2. Difference vs. Correlation (Bivariate Analysis)

  • Question 2: Are we studying a difference or a correlation (if bivariate)?

    • Difference: studying the difference between two or more groups or conditions.

    • Example:

      • The difference between males and females regarding coffee consumption.

      • The difference in body weight before and after being on a specific diet.

    • Correlation: studying the association between two variables.

    • Examples:

      • The association between age and weight.

      • The association between coffee consumption and the number of sleeping hours.

3. Independent vs. Paired Data (Bivariate Analysis)

  • Question 3: Are we working with independent or paired data (if bivariate)?

    • Independent (unpaired) data: observations in each sample are unrelated.

    • No relationship between subjects in each sample.

    • Subjects in one group cannot be in the other group.

    • No subject/group can influence the other.

    • Dependent (Paired) data: paired samples include:

    • Pre-test/post-test samples (a variable measured before and after an intervention).

    • Cross-over trials.

    • Matched samples.

    • When a variable is measured twice or more on the same individual.

4. Type of Outcome and Normality of Distribution

  • Question 4: Identify the types of data variables being studied.

    • The type of data variable is crucial for choosing the suitable test.

    • Types of Data:

    • Categorical: No unit.

      • Nominal: No order (e.g., colors, types of treatment).

      • Ordinal: Ordered (e.g., pain scale, satisfaction levels).

    • Numerical: Unit.

      • Discrete: Counted/integer (e.g., number of children).

      • Continuous: Measured/decimals (e.g., height, weight).

        • Time to event data (survival)

    • Normality of Distribution:

    • Determine if a numeric variable is normally distributed before certain statistical tests.

    • A histogram can visually represent the distribution.

5. Number of Groups/Conditions

  • Question 5: Are we comparing two groups/conditions or more than two?

    • Examples:

    • Comparing two groups: diseased vs. not diseased.

    • Comparing three groups: normal, osteopenia, osteoporosis.

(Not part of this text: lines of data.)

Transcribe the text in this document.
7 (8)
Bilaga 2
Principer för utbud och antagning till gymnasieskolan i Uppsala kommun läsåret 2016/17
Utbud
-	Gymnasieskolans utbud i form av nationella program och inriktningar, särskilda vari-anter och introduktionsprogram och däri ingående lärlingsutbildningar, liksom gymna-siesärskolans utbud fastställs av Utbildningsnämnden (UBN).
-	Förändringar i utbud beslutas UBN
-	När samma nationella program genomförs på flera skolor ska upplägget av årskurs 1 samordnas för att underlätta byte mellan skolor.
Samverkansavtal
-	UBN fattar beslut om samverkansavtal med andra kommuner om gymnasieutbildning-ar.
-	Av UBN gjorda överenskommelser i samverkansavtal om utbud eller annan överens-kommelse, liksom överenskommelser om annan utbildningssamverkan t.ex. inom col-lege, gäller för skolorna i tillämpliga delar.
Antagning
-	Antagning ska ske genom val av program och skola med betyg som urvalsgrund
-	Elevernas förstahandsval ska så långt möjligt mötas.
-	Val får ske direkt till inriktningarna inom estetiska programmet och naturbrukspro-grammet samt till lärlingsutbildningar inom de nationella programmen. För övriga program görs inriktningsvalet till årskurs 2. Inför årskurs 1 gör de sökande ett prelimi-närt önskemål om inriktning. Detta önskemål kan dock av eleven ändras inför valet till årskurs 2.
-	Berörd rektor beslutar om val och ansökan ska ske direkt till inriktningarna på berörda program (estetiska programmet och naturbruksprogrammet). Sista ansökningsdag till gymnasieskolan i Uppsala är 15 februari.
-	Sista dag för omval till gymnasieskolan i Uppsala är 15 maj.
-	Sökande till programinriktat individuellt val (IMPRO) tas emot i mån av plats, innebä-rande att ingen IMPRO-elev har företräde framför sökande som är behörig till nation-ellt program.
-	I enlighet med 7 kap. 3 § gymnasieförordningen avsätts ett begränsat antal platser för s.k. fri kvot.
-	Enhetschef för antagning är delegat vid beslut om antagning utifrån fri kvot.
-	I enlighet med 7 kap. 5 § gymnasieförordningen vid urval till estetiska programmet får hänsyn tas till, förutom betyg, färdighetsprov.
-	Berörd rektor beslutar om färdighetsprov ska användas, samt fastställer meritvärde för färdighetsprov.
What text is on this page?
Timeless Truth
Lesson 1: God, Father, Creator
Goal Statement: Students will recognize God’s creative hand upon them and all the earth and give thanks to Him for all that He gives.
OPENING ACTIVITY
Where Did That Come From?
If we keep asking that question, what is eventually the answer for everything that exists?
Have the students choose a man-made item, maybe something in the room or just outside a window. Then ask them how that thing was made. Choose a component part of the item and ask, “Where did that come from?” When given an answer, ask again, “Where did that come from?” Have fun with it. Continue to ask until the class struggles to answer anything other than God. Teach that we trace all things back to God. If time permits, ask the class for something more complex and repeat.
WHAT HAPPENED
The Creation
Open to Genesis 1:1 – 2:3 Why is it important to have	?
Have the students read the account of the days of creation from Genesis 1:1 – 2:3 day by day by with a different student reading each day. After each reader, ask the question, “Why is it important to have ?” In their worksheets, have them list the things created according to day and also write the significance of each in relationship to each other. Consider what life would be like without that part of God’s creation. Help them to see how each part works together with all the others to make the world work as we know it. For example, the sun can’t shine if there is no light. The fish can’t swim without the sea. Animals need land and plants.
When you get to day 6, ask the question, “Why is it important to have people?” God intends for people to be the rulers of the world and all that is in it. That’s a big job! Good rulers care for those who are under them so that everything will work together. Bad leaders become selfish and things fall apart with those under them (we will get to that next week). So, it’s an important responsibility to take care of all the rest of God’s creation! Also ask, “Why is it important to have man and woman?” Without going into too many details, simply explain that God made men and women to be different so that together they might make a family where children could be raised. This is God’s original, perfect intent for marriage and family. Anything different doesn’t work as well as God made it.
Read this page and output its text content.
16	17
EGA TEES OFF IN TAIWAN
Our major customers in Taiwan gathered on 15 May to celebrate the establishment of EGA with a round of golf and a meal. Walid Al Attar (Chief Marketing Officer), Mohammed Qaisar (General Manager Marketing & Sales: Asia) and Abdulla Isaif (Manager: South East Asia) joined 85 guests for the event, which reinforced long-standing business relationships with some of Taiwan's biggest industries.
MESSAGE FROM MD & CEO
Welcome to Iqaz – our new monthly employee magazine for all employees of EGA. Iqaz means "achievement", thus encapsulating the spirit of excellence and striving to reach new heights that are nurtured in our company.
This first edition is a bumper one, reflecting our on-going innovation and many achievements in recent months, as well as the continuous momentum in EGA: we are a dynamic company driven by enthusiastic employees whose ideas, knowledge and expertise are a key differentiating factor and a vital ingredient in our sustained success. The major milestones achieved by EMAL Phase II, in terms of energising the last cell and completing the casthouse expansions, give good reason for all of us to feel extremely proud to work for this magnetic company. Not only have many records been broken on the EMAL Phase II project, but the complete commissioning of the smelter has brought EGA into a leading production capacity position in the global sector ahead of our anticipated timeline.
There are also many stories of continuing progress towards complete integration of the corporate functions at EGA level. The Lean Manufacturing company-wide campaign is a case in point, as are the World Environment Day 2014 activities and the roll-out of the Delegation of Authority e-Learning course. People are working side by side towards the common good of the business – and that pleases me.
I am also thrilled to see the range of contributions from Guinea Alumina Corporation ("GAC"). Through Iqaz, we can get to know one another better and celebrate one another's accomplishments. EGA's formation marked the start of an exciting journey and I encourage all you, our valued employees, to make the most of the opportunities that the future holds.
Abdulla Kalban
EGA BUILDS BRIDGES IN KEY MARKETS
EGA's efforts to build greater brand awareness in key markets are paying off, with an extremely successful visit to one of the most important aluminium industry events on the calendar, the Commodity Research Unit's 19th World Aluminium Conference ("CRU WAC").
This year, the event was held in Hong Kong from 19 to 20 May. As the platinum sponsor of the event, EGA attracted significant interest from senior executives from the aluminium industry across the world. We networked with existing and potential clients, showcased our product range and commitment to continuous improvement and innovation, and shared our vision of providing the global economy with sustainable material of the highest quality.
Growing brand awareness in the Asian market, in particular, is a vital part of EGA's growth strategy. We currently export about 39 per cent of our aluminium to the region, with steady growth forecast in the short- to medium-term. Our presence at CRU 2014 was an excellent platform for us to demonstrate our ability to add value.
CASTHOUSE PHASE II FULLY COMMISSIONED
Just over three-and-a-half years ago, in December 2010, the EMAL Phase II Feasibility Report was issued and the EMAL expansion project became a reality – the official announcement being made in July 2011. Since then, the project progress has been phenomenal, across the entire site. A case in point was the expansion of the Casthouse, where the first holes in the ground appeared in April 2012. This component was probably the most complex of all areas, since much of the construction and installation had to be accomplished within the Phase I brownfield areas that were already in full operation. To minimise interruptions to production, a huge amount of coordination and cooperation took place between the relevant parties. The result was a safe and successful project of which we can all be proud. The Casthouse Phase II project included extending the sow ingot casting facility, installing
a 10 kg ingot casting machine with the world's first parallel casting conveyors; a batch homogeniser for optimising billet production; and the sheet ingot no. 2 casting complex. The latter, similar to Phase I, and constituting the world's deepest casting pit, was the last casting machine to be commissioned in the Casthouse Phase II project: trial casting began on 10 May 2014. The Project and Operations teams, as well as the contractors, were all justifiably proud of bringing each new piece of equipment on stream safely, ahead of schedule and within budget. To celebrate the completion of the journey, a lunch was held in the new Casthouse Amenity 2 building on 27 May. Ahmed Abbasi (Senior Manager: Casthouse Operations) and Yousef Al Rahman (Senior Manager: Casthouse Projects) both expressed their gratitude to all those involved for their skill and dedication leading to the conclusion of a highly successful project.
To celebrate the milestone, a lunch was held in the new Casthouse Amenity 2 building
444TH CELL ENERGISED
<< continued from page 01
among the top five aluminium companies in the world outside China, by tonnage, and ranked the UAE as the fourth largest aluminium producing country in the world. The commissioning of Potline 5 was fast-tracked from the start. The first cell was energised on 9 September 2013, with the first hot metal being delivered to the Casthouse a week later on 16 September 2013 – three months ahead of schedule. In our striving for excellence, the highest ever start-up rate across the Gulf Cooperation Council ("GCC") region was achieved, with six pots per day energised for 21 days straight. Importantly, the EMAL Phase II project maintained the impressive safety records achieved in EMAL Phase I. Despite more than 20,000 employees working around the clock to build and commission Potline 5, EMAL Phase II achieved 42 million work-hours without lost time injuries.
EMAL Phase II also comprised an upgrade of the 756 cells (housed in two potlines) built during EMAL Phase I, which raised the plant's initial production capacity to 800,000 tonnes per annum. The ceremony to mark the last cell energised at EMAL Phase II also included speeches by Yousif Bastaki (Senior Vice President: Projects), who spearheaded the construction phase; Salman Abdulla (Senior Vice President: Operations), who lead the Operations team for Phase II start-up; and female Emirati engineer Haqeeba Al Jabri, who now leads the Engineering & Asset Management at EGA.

    • Comparing two conditions: pre-test vs. post-test.

    • Comparing three conditions: before, during, after the operation.

Guide for Choosing Common Statistical Tests

  • A table provides guidance based on the answers to the five questions.

    • Q1: Bivariate/Multivariable.

    • Q2: Difference/Correlation.

    • Q3: Independent/Paired.

    • Q4: Type of outcome (and Normality).

    • Q5: No. of groups (conditions).

  • Statistical Tests based on the above questions:

    • Independent (un-paired):

    • Difference:

      • Continuous (Normal), 2 groups: Student's t-test

      • Continuous (Normal), >2 groups: One-way ANOVA

      • Continuous (Non-normal)/Ordinal,2 groups : Mann-Whitney U test

      • Continuous (Non-normal)/Ordinal, >2 groups: Kruskal-Wallis H test

      • Nominal, 2 groups: Chi-square test/ Fisher's exact test

      • Nominal, >2 groups: Chi-square test

      • Time to event (survival): Log-Rank test (Kaplan-Meier plot)

    • Dependent (paired):

    • Continuous (Normal), 2 groups: Paired t-test

    • Continuous (Normal), >2 groups: Repeated measured ANOVA

    • Continuous (Non-normal)/ Ordinal, 2 groups: Wilcoxon signed-rank test

    • Continuous (Non-normal)/ Ordinal, >2 groups: Friedman test

    • Nominal, 2 groups: McNemar's test

    • Correlation:

    • Continuous (Normal): Pearson's correlation (r)(r)

    • Continuous (Non-normal)/Ordinal: Spearman's correlation

    • Multivariable:

    • Nominal (2 levels): Spearman/Kappa (Agreement)

    • Continuous: Linear Regression

    • Ordinal: Ordered Logistic Regression

    • Nominal (2 levels): Binary Logistic Regression

    • Nominal (>2 levels): Multinomial Logistic Regression

    • Time to Event(survival): Cox Regression

    • Count variable: Poisson regression

Conclusion

  • The lecture concludes with acknowledgments to the source material.